Bertepatan dengan momen perayaan hari kasih sayang tahun ini, ruang publik ramai oleh fenomena "pelakor". Istilah yang sebenarnya merujuk pada istilah "orang ketiga" ini kian tenar oleh beberapa kejadian yang viral di media sosial.
Beragam ulasan, komentar dan argumen langsung bermunculan. Satu hal yang pasti, bahwa kasus "orang ketiga" yang menjadi ancaman dalam hubungan keluarga sebenarnya bukan muncul baru-baru ini saja melainkan sudah ada bahkan sejak dulu. Perkembangan teknologi informasi saat inilah yang membuatnya cepat tersebar kemana-mana yang membuat heboh dan ramai.

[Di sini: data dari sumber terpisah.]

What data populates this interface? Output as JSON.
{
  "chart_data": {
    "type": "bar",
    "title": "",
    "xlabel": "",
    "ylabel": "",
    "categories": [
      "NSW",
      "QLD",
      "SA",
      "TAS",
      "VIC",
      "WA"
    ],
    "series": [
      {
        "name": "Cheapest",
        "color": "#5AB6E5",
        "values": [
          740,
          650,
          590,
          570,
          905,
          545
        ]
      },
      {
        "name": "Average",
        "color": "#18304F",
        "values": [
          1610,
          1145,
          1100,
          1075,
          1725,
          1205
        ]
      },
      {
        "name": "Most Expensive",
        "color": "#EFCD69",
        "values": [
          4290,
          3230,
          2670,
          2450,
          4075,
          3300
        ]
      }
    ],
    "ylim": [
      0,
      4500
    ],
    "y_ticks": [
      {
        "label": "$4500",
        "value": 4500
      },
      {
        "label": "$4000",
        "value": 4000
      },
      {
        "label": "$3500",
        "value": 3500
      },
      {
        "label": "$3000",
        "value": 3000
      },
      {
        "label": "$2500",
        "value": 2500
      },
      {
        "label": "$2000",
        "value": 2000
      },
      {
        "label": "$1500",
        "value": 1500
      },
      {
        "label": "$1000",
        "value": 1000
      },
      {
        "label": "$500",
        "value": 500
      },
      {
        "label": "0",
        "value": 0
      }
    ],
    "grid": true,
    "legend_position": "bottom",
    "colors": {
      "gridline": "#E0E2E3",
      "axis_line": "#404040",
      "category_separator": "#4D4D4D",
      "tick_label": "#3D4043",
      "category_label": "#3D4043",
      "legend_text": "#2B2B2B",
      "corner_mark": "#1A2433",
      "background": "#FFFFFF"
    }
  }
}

Potensi hadirnya "orang ketiga" khususnya dalam suatu hubungan suami-isteri merupakan fakta yang nyata meskipun itu tentunya masih bisa dicegah. Ia bisa hadir dan menjadi ancaman nyata bagi keharmonisan hubungan keluarga hanya pada kondisi kita yang sering tidak waspada dan lengah, komunikasi dengan pasangan semakin payah, tempat paling nyaman bukan di rumah, serta kehangatan kasih sayang sudah banyak berubah.
Bukan hanya fenomena pelakor, ternyata kemajuan teknologi yaitu penggunaan ponsel secara tak terkendali pun bisa mengganggu kasih sayang dan kehangatan keluarga. Begitu banyak momen-momen kehangatan keluarga yang terlewatkan karena masing-masing asyik dengan aktivitas di media sosial. Raga bisa saja berada pada ruang waktu dan tempat yang sama, namun jiwa dan fikirannya masing-masing justru berkelana di dunia maya.
Apa dan siapa yang salah?. Haruskah menyalahkan ponsel dan kemajuan teknologi, sementara ketidakmampuan kita mengendalikan dirilah yang jadi sumber masalah?. Atau menghina bahkan menghukum para pelakor alias orang ketiga, sementara terkadang justru kita yang tanpa sadar mengundang dan membuka pintu masuk bagi kehadirannya?.
Diciptakan bukan ditunggu
Tiada cara lain untuk menyelamatkan hubungan dalam keluarga selain komitmen dan upaya bersama-sama untuk menciptakan keceriaan kehangatan keluarga setiap harinya. Everyday is Valentine Day. Setiap hari adalah hari kasih sayang.
Saat menuliskan ini, saya merenungkan dan akhirnya tiba pada kesimpulan bahwa keceriaan kehangatan keluarga ternyata sesuatu hal yang perlu terus diusahakan dan diciptakan bukan ditunggu. Ia tidak akan hadir begitu saja sementara kita tak berupaya menghadirkannya.
Banyak cara bisa dilakukan. Itu bisa berbeda-beda bentuknya pada masing-masing pasangan, sesuai kebutuhan, kegemaran dan mungkin kebiasaan. Tidak ada model yang benar-benar baku.
Saya dan istri misalnya. Kami bisa merayakan keceriaan kehangatan secara bersama-sama misalnya dari kebiasaan makan siang bersama hampir setiap hari di rumah, walaupun akhirnya saya harus pulang-pergi dari kantor yang jaraknya lumayan jauh. Ia juga merasa senang, meski harus repot setiap hari memasak di dapur. Kami juga punya kebiasaan menghabiskan waktu di sore hari dengan menyantap cemilan hasil olahan istri.
Di hari libur kantor (Sabtu atau Minggu), ada kalanya kami juga sepakat untuk makan di luar. Pada momen-momen itu, biasanya kami sambil bercerita tentang banyak hal. Mulai dari urusan kantor, keluarga yang jauh, teman, pelayanan dan sebagainya.